Pair Corralation between China World and China Life
Assuming the 90 days trading horizon China World Trade is expected to under-perform the China Life. But the stock apears to be less risky and, when comparing its historical volatility, China World Trade is 1.53 times less risky than China Life. The stock trades about -0.03 of its potential returns per unit of risk. The China Life Insurance is currently generating about 0.1 of returns per unit of risk over similar time horizon. If you would invest 3,553 in China Life Insurance on September 21, 2024 and sell it today you would earn a total of 624.00 from holding China Life Insurance or generate 17.56% return on investment over 90 days.

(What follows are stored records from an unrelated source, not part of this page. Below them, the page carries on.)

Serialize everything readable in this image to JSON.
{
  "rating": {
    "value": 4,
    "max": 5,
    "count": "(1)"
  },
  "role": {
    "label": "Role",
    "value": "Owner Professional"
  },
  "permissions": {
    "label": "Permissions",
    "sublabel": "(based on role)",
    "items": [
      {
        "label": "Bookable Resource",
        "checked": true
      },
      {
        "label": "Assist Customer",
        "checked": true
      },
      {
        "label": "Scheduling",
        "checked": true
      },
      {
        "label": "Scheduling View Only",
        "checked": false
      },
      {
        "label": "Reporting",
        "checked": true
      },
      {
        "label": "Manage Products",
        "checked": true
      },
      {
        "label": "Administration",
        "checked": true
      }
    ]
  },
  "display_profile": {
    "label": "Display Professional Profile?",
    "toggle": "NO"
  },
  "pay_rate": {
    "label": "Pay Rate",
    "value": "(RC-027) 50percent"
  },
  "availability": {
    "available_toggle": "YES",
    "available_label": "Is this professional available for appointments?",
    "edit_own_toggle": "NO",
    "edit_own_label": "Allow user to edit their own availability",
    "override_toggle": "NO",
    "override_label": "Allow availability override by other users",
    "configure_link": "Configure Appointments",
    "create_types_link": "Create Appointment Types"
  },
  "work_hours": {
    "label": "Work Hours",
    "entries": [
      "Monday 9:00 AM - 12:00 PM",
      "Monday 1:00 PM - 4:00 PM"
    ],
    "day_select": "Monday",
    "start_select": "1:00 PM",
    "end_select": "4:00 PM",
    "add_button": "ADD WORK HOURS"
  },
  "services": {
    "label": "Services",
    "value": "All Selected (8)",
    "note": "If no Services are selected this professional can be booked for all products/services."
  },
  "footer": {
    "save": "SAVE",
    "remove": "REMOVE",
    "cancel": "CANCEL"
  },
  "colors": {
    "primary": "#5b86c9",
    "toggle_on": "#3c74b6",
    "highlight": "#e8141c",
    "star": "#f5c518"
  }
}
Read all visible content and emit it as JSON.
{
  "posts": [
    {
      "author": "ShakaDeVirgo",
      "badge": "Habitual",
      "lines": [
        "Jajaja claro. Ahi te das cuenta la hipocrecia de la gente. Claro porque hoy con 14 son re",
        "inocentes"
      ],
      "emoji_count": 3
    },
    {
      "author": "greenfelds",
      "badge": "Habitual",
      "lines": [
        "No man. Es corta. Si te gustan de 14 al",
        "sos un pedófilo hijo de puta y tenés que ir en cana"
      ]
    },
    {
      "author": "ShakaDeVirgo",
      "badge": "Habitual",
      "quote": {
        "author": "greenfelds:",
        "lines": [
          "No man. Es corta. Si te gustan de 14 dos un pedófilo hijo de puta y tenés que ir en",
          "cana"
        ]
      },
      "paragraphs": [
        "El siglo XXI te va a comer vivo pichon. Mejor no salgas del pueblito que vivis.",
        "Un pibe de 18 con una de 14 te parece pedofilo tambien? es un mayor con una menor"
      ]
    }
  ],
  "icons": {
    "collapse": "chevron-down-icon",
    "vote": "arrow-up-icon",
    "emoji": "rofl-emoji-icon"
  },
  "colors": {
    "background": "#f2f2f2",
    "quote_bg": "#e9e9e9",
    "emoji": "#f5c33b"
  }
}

Time Period | 3 Months [change] |
Direction | Moves Against |
Strength | Insignificant |
Accuracy | 100.0% |
Values | Daily Returns |
China World Trade vs. China Life Insurance
Performance |
Timeline |
China World Trade |
China Life Insurance |
China World and China Life Volatility Contrast
Predicted Return Density |
Returns |
Pair Trading with China World and China Life
The main advantage of trading using opposite China World and China Life positions is that it hedges away some unsystematic risk. Because of two separate transactions, even if China World position performs unexpectedly, China Life can make up some of the losses. Pair trading also minimizes risk from directional movements in the market. For example, if an entire industry or sector drops because of unexpected headlines, the short position in China Life will offset losses from the drop in China Life's long position.China World vs. China Life Insurance | China World vs. Cinda Securities Co | China World vs. Piotech Inc A | China World vs. Dongxing Sec Co |
China Life vs. BYD Co Ltd | China Life vs. China Mobile Limited | China Life vs. Agricultural Bank of | China Life vs. Industrial and Commercial |
Check out your portfolio center.Note that this page's information should be used as a complementary analysis to find the right mix of equity instruments to add to your existing portfolios or create a brand new portfolio. You can also try the Portfolio Anywhere module to track or share privately all of your investments from the convenience of any device.